Example Reduce Function

function (keys, values, rereduce) {
  return sum(values);
}

CouchDB API

Database Operations

Create Database

PUT /<database>

Get Database Info

GET /<database>

Delete Database

DELETE /<database>

List All Databases

GET /_all_dbs

Document Operations

Create Document

POST /<database>
Content-Type: application/json

{ ... }

Get Document

GET /<database>/<document_id>

Update Document

PUT /<database>/<document_id>
Content-Type: application/json

{ ... }

Delete Document

DELETE /<database>/<document_id>?rev=<revision>

Bulk Operations

Bulk operations allow you to perform multiple document operations in a single request, improving performance.

POST /<database>/_bulk_docs
Content-Type: application/json

{
  "docs": [
    { ... },
    { ... }
  ]
}

Administration and Maintenance

Configuration

CouchDB is configured through a configuration file (local.ini) or via the API.

Key Configuration Sections:

  • [couchdb] : Core CouchDB settings.
  • [httpd] : HTTP server settings.
  • [log] : Logging settings.
  • [replicator] : Replication settings.
  • [query_server_config] : Javascript query server settings.

Example Setting:

[httpd]
port = 5984

Replication

CouchDB supports continuous and one-time replication. Replication can be configured using the _replicator database or via the command line.
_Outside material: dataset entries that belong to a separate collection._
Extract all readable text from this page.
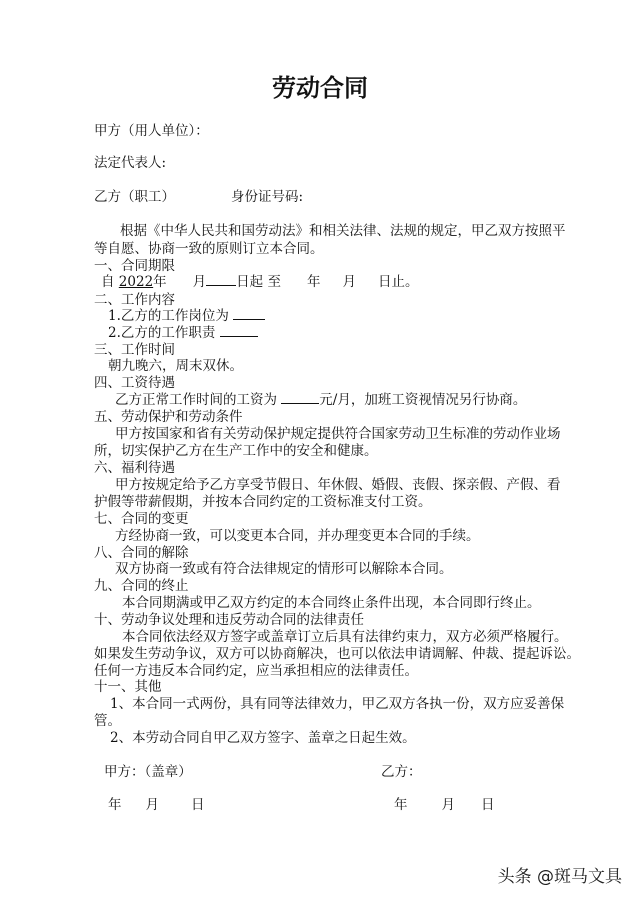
劳动合同
甲方（用人单位）：
法定代表人:
乙方（职工）	身份证号码:
根据《中华人民共和国劳动法》和相关法律、法规的规定，甲乙双方按照平
等自愿、协商一致的原则订立本合同。
一、合同期限
自 2022年 月 日起 至 年 月 日止。
二、工作内容
1.乙方的工作岗位为
2.乙方的工作职责
三、工作时间
朝九晚六，周末双休。
四、工资待遇
乙方正常工作时间的工资为	元/月，加班工资视情况另行协商。
五、劳动保护和劳动条件
甲方按国家和省有关劳动保护规定提供符合国家劳动卫生标准的劳动作业场
所，切实保护乙方在生产工作中的安全和健康。
六、福利待遇
甲方按规定给予乙方享受节假日、年休假、婚假、丧假、探亲假、产假、看
护假等带薪假期，并按本合同约定的工资标准支付工资。
七、合同的变更
方经协商一致，可以变更本合同，并办理变更本合同的手续。
八、合同的解除
双方协商一致或有符合法律规定的情形可以解除本合同。
九、合同的终止
本合同期满或甲乙双方约定的本合同终止条件出现，本合同即行终止。
十、劳动争议处理和违反劳动合同的法律责任
本合同依法经双方签字或盖章订立后具有法律约束力，双方必须严格履行。
如果发生劳动争议，双方可以协商解决，也可以依法申请调解、仲裁、提起诉讼。
任何一方违反本合同约定，应当承担相应的法律责任。
十一、其他
1、本合同一式两份，具有同等法律效力，甲乙双方各执一份，双方应妥善保
管。
2、本劳动合同自甲乙双方签字、盖章之日起生效。
甲方：（盖章）	乙方：
年 月 日	年	月 日
头条 @斑马文具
Example Configuration Document in _replicator:

{
  "_id": "replication_job_1",
  "source": "http://source-couchdb:5984/source_db",
  "target": "http://target-couchdb:5984/target_db",
  "continuous": true
}

Compaction

Compaction removes unused data and optimizes database storage. It is triggered automatically, but can also be initiated manually.

To compact a database:

POST /<database>/_compact

To compact a design document (and its views):

POST /<database>/_compact/<design_document>

Security

Authentication

CouchDB supports various authentication methods, including Basic Authentication and Cookie Authentication.

Authorization

Access control is managed through roles. Users can be assigned roles to grant them specific permissions.

Admin Party

A mode where all requests are processed as an administrator. It is recommended to disable the admin party in production environments.